Esternazioni che la offendono?
«Eccome. Il ministro parla di mafia senza conoscerla ed è evidente. Pensi che ha dichiarato che i mafiosi non parlano al telefono e io, senza intercettazioni, degli oltre cento latitanti arrestati ne avrei trovati forse due o tre».

Il Guardasigilli si riferiva alle correnti del Consiglio superiore della magistratura che agiscono con «metodo para-mafioso». Discorso differente?
«Agghiacciante. Premetto che io non faccio parte di nessuna corrente e non sono nemmeno iscritto all’Associazione nazionale magistrati. Questa esternazione del ministro, però, mi indigna. Mi permetta un breve ragionamento».

L’ascolto.
«La mafia si basa sulla condizione di assoggettamento e omertà. Secondo il pensiero di Nordio, quindi, io dovrei essere assoggettato e omertoso. Io non mi sento tale, anche perché la mia storia personale non mi permette di farlo».

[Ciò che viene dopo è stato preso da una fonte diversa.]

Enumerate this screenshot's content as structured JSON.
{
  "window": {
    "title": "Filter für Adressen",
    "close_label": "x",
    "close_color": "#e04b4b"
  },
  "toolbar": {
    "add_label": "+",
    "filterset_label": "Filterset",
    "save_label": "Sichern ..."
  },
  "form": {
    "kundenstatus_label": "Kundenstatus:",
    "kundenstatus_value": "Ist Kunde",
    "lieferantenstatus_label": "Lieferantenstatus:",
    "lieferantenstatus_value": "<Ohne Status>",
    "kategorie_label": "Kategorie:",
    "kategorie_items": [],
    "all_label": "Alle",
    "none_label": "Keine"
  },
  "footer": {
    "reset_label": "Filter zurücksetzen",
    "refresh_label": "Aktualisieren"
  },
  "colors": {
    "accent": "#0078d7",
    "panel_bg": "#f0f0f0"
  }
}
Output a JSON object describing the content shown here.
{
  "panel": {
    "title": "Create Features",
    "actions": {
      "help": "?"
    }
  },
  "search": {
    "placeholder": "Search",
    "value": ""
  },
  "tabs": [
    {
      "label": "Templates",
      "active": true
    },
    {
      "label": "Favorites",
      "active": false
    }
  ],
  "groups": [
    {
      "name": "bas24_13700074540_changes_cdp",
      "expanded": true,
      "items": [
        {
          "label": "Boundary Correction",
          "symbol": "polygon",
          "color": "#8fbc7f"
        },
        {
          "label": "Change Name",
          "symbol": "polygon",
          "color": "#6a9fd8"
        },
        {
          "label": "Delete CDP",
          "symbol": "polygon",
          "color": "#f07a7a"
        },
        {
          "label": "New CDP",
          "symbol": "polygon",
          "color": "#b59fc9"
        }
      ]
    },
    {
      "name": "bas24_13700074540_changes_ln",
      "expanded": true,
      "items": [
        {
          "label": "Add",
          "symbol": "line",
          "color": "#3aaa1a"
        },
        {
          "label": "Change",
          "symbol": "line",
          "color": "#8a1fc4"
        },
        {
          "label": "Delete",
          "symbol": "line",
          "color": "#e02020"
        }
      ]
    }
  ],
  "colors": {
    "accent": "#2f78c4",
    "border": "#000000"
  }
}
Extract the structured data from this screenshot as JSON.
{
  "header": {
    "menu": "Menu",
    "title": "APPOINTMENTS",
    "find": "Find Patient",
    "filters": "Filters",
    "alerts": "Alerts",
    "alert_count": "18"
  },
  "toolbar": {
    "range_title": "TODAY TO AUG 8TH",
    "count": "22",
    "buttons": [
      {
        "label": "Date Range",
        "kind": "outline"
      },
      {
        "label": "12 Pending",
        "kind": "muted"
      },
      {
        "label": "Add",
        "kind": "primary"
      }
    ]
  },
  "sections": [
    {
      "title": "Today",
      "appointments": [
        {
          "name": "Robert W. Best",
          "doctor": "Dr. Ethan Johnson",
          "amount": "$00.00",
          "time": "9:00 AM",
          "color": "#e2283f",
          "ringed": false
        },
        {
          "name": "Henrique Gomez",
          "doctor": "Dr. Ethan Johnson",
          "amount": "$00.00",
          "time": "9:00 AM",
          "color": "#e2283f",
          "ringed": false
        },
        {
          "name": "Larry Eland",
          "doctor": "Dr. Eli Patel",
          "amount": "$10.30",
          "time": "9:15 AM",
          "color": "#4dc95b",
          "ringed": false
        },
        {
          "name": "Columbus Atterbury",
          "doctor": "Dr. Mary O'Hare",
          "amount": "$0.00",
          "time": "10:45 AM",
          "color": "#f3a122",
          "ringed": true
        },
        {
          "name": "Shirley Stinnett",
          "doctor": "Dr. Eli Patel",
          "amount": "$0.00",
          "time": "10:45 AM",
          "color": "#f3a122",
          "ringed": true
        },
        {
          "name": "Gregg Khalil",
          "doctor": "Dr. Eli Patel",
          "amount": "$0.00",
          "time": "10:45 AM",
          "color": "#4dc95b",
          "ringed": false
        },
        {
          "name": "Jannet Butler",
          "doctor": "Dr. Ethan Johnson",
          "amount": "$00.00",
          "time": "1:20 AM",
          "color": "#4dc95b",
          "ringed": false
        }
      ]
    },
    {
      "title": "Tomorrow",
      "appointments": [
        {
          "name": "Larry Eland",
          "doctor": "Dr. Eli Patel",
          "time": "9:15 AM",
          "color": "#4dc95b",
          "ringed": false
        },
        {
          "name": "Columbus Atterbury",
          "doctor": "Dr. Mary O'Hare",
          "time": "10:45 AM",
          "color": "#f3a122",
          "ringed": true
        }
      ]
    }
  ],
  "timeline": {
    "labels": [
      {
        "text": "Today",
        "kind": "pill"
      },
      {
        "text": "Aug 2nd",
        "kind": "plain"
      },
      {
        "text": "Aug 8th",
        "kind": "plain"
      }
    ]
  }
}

In passato lei per primo ha detto di essere stato penalizzato dall’essere esterno alle correnti. Ritratta?
«Lo ribadisco. Il sistema delle correnti è un sistema clientelare, come lo è il sistema politico italiano. Ma parlare di amichettismo e di sistema mafioso sono due cose diverse. In questo modo si offende anche la memoria di Falcone e Borsellino».

Eppure i sostenitori della riforma li portano ad esempio.
«Paolo Borsellino a Palermo, è stato esponente di spicco di Magistratura indipendente; Giovanni Falcone, invece, si creò la sua corrente e fondò il Movimento per la Giustizia. Vogliamo dire che Falcone e Borsellino agivano con metodi mafiosi? Ribadisco: sono offeso e indignato».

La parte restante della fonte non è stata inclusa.